1981 - Norcanair ended its money-losing Regina-Minot route. But Frontier Airlines of Denver stepped in quickly and on May 1 began operating Boeing 737s on a once-a-day route that started at Denver in late afternoon and went to Minot, then Regina and Saskatoon, where the crew and aircraft overnighted before returning to Denver the next morning. (See "Frontier airlines will begin route with discount fares", by Will Chabun, The Leader-Post, March 18, 1981)
October, 1981 -- Norcanair’s owners, seeking to retire, announced they had agreed to sell the firm’s scheduled route licences and F-27 aircraft to the Saskatchewan government. A joint press conference was held in the Legislative Building to indicate that the new firm, to be called SaskAir, would be run as a north-south commuter line, using one and possibly two Boeing 737s. Existing Norcanair personnel were to be utilized, with Air Canada supplying consulting services.
But the government of NDP Premier Allan Blakeney fell in the next spring’s election, and Norcanair briefly sat in a kind of legal limbo until Saskatoon businessman Albert Ethier agreed in 1983 to buy Norcanair and merge it with his charter firm, Hi-Line Airways. Norcanair later acquired F-28 equipment and sought to become a feeder to CPAir until the latter itself was merged with Pacific Western Airlines to create Canadian Airlines International Ltd.

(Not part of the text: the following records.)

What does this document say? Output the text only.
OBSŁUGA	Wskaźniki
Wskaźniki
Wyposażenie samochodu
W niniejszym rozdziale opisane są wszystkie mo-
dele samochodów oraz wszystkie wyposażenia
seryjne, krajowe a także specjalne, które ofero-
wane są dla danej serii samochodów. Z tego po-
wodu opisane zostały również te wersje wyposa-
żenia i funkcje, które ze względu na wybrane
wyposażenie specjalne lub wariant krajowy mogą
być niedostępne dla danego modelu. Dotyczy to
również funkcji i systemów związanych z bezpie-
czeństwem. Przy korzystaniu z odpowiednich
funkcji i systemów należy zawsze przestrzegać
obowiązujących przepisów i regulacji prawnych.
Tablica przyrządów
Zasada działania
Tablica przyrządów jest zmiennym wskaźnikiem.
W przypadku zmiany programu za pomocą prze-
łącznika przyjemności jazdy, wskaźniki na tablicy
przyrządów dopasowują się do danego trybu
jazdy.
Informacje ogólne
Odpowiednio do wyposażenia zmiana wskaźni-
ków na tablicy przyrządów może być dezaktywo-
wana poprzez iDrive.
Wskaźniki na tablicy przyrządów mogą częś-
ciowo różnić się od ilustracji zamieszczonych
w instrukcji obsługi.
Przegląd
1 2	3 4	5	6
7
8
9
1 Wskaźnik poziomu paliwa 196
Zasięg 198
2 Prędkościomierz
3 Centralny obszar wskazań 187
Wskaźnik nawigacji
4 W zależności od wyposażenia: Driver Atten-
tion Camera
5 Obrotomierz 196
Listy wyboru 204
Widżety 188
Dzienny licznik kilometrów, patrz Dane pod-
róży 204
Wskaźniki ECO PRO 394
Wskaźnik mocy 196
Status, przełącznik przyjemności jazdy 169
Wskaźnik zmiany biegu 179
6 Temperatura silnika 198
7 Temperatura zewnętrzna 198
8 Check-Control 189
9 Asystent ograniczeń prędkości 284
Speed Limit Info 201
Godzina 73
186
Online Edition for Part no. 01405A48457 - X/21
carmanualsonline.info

1984, June 15/16 - CFB Moose Jaw plays host to the first and only unlimited class air races to have occurred outside of the U.S. Competing in two races were nine P-51D Mustangs, three Hawker Sea Furies and two Vought Corsairs -- all registered in the US. Prizes were modest: a total package of $60,000 Canadian, including $7,500 (Cdn) first prizes, compared with first prizes of between $35,000 and $60,000 (US) at annual races at Reno. Plans to hold additional races at the base went unrealized. For more information, see Will Chabun's article on these races in the Leader-Post, June 17, 1984.
1986, April 10 -- Norcanair president Albert Ethier announced that his airline had entered a commercial relationship with Vancouver-based CP Air. Under it, CPAir would acquire a 25% interest in Norcanair, which would paint its aircraft in moss-green markings resembling CP's own blue colors.
Under this agreement, Norcanair would feed passengers into CP's route system at Winnipeg, Edmonton and Calgary. (CP Air had served Regina and Saskatoon in 1982-83, bowing to competition from Air Canada and Pacific Western).
However, before this deal could be completed, CP Air itself was acquired by PWA in March 1987.
Within scant weeks, Ethier had decided to sell Norcanair to Time Air, itself 45% owned by PWA. The purchase price later emerged as being about $4.5 million. (At the time, a Time Air executive said "Norcanair is expected to earn revenue of $22 million in 1987, compared with about $13 million last year."
September -- the Regina airport terminal, expanded at a cost of $35 million, was officially opened. With this renovation, the size of the terminal building was increased to 13,000 square metres (from 4,000).